HSE College and Career Academies

Hamilton Southeastern Schools conducted a community study and determined that rather than building a third high school to meet the needs of their growing community, they would build advanced learning center academies at each campus to accommodate an additional 1,000 students.

CSO was selected to work with stakeholders to explore the requirements of a learning center that would meet their academic needs while taking into consideration what teaching and learning looks like at institutions of higher education and centers of innovative learning. CSO worked with educational experts to gather stakeholder input around the tenets of 21st Century School Design and developed design concepts that met the required scope and quality for the project.  Design documents and detailed renderings were developed for both high schools and were critical in the passing of the May 2013 referendum. After the referendum was passed, CSO used the detailed design documents to develop the design criteria package that allowed the school corporation to issue an RFP for design-build teams. CSO stayed on the project through construction as owner’s representative.

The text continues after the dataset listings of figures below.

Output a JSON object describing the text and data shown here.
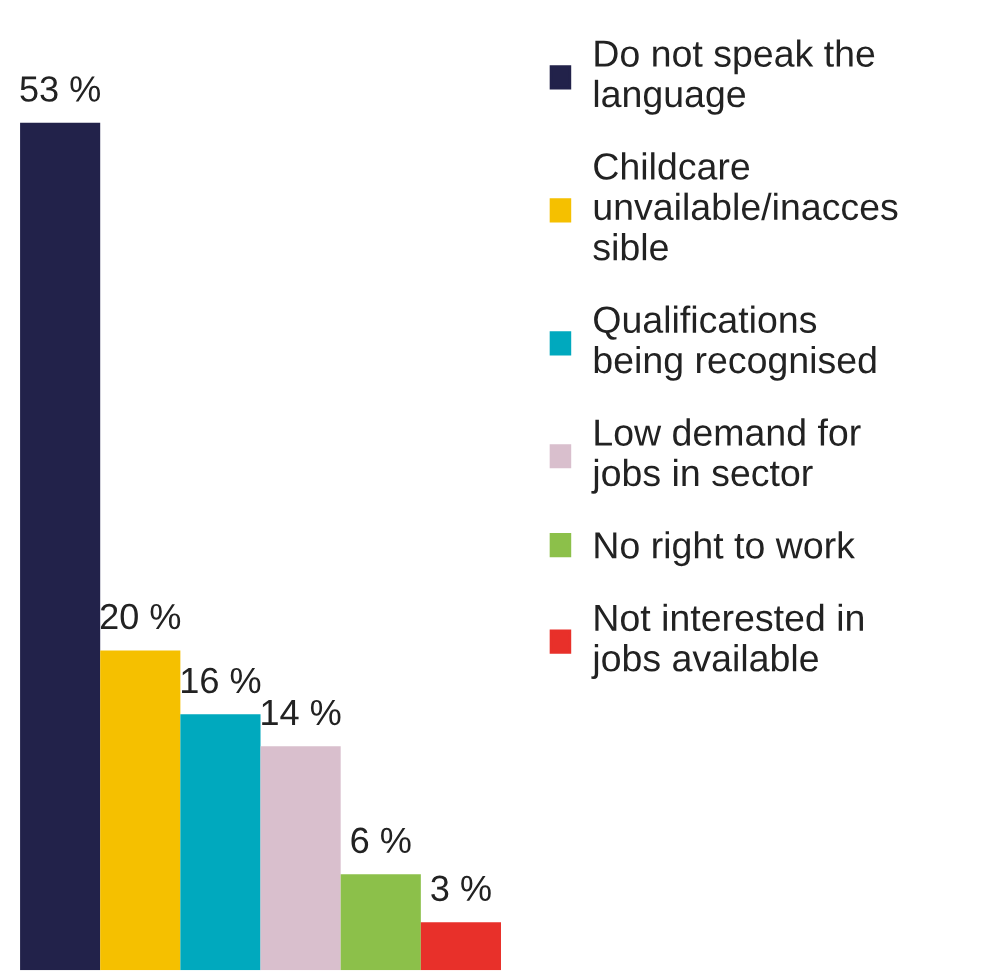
{
  "chart_data": {
    "type": "bar",
    "categories": [
      null,
      null,
      null,
      null,
      null,
      null
    ],
    "series": [
      {
        "name": "Do not speak the\nlanguage",
        "color": "#22224a",
        "values": [
          53,
          null,
          null,
          null,
          null,
          null
        ],
        "value_labels": [
          "53 %",
          null,
          null,
          null,
          null,
          null
        ]
      },
      {
        "name": "Childcare\nunvailable/inacces\nsible",
        "color": "#f5c000",
        "values": [
          null,
          20,
          null,
          null,
          null,
          null
        ],
        "value_labels": [
          null,
          "20 %",
          null,
          null,
          null,
          null
        ]
      },
      {
        "name": "Qualifications\nbeing recognised",
        "color": "#00a9be",
        "values": [
          null,
          null,
          16,
          null,
          null,
          null
        ],
        "value_labels": [
          null,
          null,
          "16 %",
          null,
          null,
          null
        ]
      },
      {
        "name": "Low demand for\njobs in sector",
        "color": "#d9bfcd",
        "values": [
          null,
          null,
          null,
          14,
          null,
          null
        ],
        "value_labels": [
          null,
          null,
          null,
          "14 %",
          null,
          null
        ]
      },
      {
        "name": "No right to work",
        "color": "#8cc04a",
        "values": [
          null,
          null,
          null,
          null,
          6,
          null
        ],
        "value_labels": [
          null,
          null,
          null,
          null,
          "6 %",
          null
        ]
      },
      {
        "name": "Not interested in\njobs available",
        "color": "#e8302a",
        "values": [
          null,
          null,
          null,
          null,
          null,
          3
        ],
        "value_labels": [
          null,
          null,
          null,
          null,
          null,
          "3 %"
        ]
      }
    ],
    "stacked": true,
    "legend": "right"
  }
}
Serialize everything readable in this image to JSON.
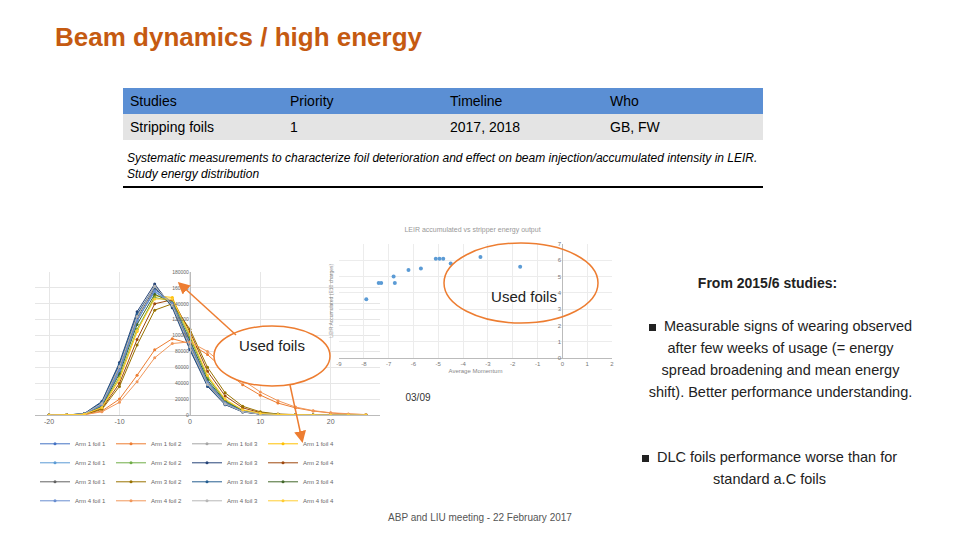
{
  "slide": {
    "title": "Beam dynamics / high energy",
    "table": {
      "header": [
        "Studies",
        "Priority",
        "Timeline",
        "Who"
      ],
      "rows": [
        [
          "Stripping foils",
          "1",
          "2017, 2018",
          "GB, FW"
        ]
      ],
      "note": "Systematic measurements to characterize foil deterioration and effect on beam injection/accumulated intensity in LEIR. Study energy distribution"
    },
    "callouts": {
      "used_foils_left": "Used foils",
      "used_foils_right": "Used foils",
      "date": "03/09"
    },
    "side_heading": "From 2015/6 studies:",
    "bullets": [
      "Measurable signs of wearing observed after few weeks of usage (= energy spread broadening and mean energy shift). Better performance understanding.",
      "DLC foils performance worse than for standard a.C foils"
    ],
    "footer": "ABP and LIU meeting - 22 February 2017"
  },
  "chart_data": [
    {
      "type": "line",
      "marker": "circle",
      "grid": true,
      "legend": "bottom",
      "x": [
        -20,
        -17.5,
        -15,
        -12.5,
        -10,
        -7.5,
        -5,
        -2.5,
        0,
        2.5,
        5,
        7.5,
        10,
        12.5,
        15,
        17.5,
        20,
        22.5,
        25
      ],
      "xlim": [
        -22,
        27
      ],
      "xticks": [
        -20,
        -10,
        0,
        10,
        20
      ],
      "ylim": [
        0,
        180000
      ],
      "yticks": [
        0,
        20000,
        40000,
        60000,
        80000,
        100000,
        120000,
        140000,
        160000,
        180000
      ],
      "series": [
        {
          "name": "Arm 1 foil 1",
          "color": "#4472c4",
          "values": [
            0,
            0,
            1000,
            12000,
            55000,
            118000,
            158000,
            142000,
            92000,
            42000,
            16000,
            5000,
            1500,
            500,
            0,
            0,
            0,
            0,
            0
          ]
        },
        {
          "name": "Arm 1 foil 2",
          "color": "#ed7d31",
          "values": [
            0,
            0,
            500,
            5000,
            20000,
            50000,
            82000,
            96000,
            90000,
            76000,
            56000,
            38000,
            25000,
            15000,
            9000,
            5000,
            2500,
            1000,
            500
          ]
        },
        {
          "name": "Arm 1 foil 3",
          "color": "#a5a5a5",
          "values": [
            0,
            0,
            1500,
            15000,
            62000,
            125000,
            163000,
            138000,
            85000,
            38000,
            14000,
            4000,
            1200,
            300,
            0,
            0,
            0,
            0,
            0
          ]
        },
        {
          "name": "Arm 1 foil 4",
          "color": "#ffc000",
          "values": [
            0,
            0,
            800,
            9000,
            45000,
            105000,
            150000,
            148000,
            100000,
            48000,
            19000,
            6000,
            2000,
            600,
            100,
            0,
            0,
            0,
            0
          ]
        },
        {
          "name": "Arm 2 foil 1",
          "color": "#5b9bd5",
          "values": [
            0,
            0,
            1200,
            13000,
            58000,
            120000,
            155000,
            140000,
            90000,
            41000,
            15000,
            4500,
            1300,
            400,
            0,
            0,
            0,
            0,
            0
          ]
        },
        {
          "name": "Arm 2 foil 2",
          "color": "#70ad47",
          "values": [
            0,
            0,
            900,
            10000,
            48000,
            108000,
            148000,
            143000,
            98000,
            47000,
            18000,
            5500,
            1800,
            500,
            0,
            0,
            0,
            0,
            0
          ]
        },
        {
          "name": "Arm 2 foil 3",
          "color": "#264478",
          "values": [
            0,
            0,
            1800,
            17000,
            66000,
            130000,
            165000,
            135000,
            82000,
            36000,
            13000,
            3800,
            1100,
            300,
            0,
            0,
            0,
            0,
            0
          ]
        },
        {
          "name": "Arm 2 foil 4",
          "color": "#9e480e",
          "values": [
            0,
            0,
            700,
            8000,
            40000,
            95000,
            140000,
            145000,
            105000,
            55000,
            24000,
            9000,
            3000,
            900,
            200,
            0,
            0,
            0,
            0
          ]
        },
        {
          "name": "Arm 3 foil 1",
          "color": "#636363",
          "values": [
            0,
            0,
            1300,
            14000,
            60000,
            122000,
            160000,
            139000,
            88000,
            39000,
            14500,
            4200,
            1200,
            350,
            0,
            0,
            0,
            0,
            0
          ]
        },
        {
          "name": "Arm 3 foil 2",
          "color": "#997300",
          "values": [
            0,
            0,
            600,
            7000,
            36000,
            88000,
            132000,
            140000,
            108000,
            60000,
            28000,
            11000,
            4000,
            1200,
            300,
            0,
            0,
            0,
            0
          ]
        },
        {
          "name": "Arm 3 foil 3",
          "color": "#255e91",
          "values": [
            0,
            0,
            1600,
            16000,
            64000,
            127000,
            161000,
            137000,
            84000,
            37000,
            13500,
            4000,
            1100,
            300,
            0,
            0,
            0,
            0,
            0
          ]
        },
        {
          "name": "Arm 3 foil 4",
          "color": "#43682b",
          "values": [
            0,
            0,
            1000,
            11000,
            52000,
            114000,
            152000,
            141000,
            94000,
            44000,
            17000,
            5200,
            1600,
            450,
            0,
            0,
            0,
            0,
            0
          ]
        },
        {
          "name": "Arm 4 foil 1",
          "color": "#698ed0",
          "values": [
            0,
            0,
            1100,
            12500,
            56000,
            119000,
            156000,
            141000,
            91000,
            41500,
            15500,
            4700,
            1400,
            420,
            0,
            0,
            0,
            0,
            0
          ]
        },
        {
          "name": "Arm 4 foil 2",
          "color": "#f1975a",
          "values": [
            0,
            0,
            400,
            4000,
            16000,
            42000,
            72000,
            90000,
            92000,
            80000,
            62000,
            44000,
            29000,
            18000,
            10000,
            5500,
            2800,
            1200,
            500
          ]
        },
        {
          "name": "Arm 4 foil 3",
          "color": "#b7b7b7",
          "values": [
            0,
            0,
            1400,
            14500,
            61000,
            124000,
            162000,
            138000,
            86000,
            38500,
            14000,
            4100,
            1150,
            320,
            0,
            0,
            0,
            0,
            0
          ]
        },
        {
          "name": "Arm 4 foil 4",
          "color": "#ffcd33",
          "values": [
            0,
            0,
            850,
            9500,
            46000,
            106000,
            146000,
            146000,
            101000,
            50000,
            20000,
            6500,
            2100,
            650,
            120,
            0,
            0,
            0,
            0
          ]
        }
      ]
    },
    {
      "type": "scatter",
      "marker": "circle",
      "grid": true,
      "title": "LEIR accumulated vs stripper energy output",
      "x_label": "Average Momentum",
      "y_label": "LEIR Accumulated (E10 charges)",
      "color": "#5b9bd5",
      "x": [
        -7.9,
        -7.4,
        -7.3,
        -6.8,
        -6.75,
        -6.2,
        -5.7,
        -5.1,
        -4.95,
        -4.8,
        -4.5,
        -3.3,
        -1.7
      ],
      "values": [
        3.6,
        4.6,
        4.6,
        5.0,
        4.6,
        5.4,
        5.5,
        6.1,
        6.1,
        6.1,
        5.8,
        6.2,
        5.6
      ],
      "xlim": [
        -9,
        2
      ],
      "xticks": [
        -9,
        -8,
        -7,
        -6,
        -5,
        -4,
        -3,
        -2,
        -1,
        0,
        1,
        2
      ],
      "ylim": [
        0,
        7
      ],
      "yticks": [
        0,
        1,
        2,
        3,
        4,
        5,
        6,
        7
      ]
    }
  ]
}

In addition to expanding each high school’s capacity by 1,000 students, the academies also reflect the most innovative design for teaching and learning with accessible space for early college classes that provide actual college credits for high school students. Additions are 2-stories and reflect the qualities of 21st Century Design with copious daylight, transparency in learning spaces, ubiquitous technology, and flexible learning spaces that are sized for small and large group gatherings. Teachers do not “own” their classroom space but have an office space available, similar to the arrangements in higher education. A Student Learning Commons, adjacent to the student café, has technology tables and opportunities for small group collaboration. A large, open science lab serves all disciplines and art labs open to one another, creating a free flowing creative environment.

Klondike Elementary School

A focal point of the design is the introduction of the learning commons, a versatile space designed to foster collaboration and adaptability. Here, educators will have the flexibility to seamlessly transition between direct instruction and group activities, catering to the diverse learning styles of their students. Each grade-level neighborhood will include small group rooms, providing intimate spaces for targeted instruction. Student support and enrichment will be offered directly within each neighborhood, allowing for push-in instruction and ensuring that every student can receive the assistance they need within the comfort of their classroom or neighborhood.

The building’s transformation extends beyond the confines of the classroom, encompassing a range of enhancements to the school’s facilities. Students and staff alike will benefit from new related arts spaces, including a new media center, art room, and music room, while renovated offices, an updated gymnasium, and reconfigured cafeteria and kitchen will provide functional and inspiring spaces for both learning and recreation.

Originally constructed in 1955, Klondike Elementary has undergone six subsequent addition and renovation projects, five of which will be demolished as part of this project. Through careful planning, the building will remain operational throughout construction.

In conjunction with the renovation and addition to Klondike Elementary, a new Intermediate School will house grades 3-5. The Intermediate School, also designed by CSO, will begin construction in the Fall of 2024. The Klondike campus is scheduled to be completed in the Summer of 2026.

Central Middle School

The replacement project for Central Middle School started with a series of workshops involving students, administrators, teachers, staff, parents, and Columbus community members. The goals for Central Middle School were to prepare for change in the future, promote collaboration through student-centered teams, integrate technology, incorporate flexible spaces, encourage community use and partnerships, and create a secure yet accessible environment.

CSO worked in collaboration with Perkins + Will to plan a flexible facility that would accommodate future growth and curriculum changes. The school is zoned into two components: an academic zone and a public zone. In the academic zone, spaces are grouped together to support the middle school team model and create a smaller scale environment for students, while remaining flexible for future teaching needs. Twenty four classrooms are grouped into teams consisting of three classrooms, a laboratory, and a shared space. Public spaces are separated from academic spaces by the building’s main entry. A multi-story commons acts as a cafeteria and multi-functional hub for students.

The use of historic signage and façade elements allow this new school to blend in with historic downtown Columbus. Significant green spaces create an educational park for the town while maintaining a neighborhood identity.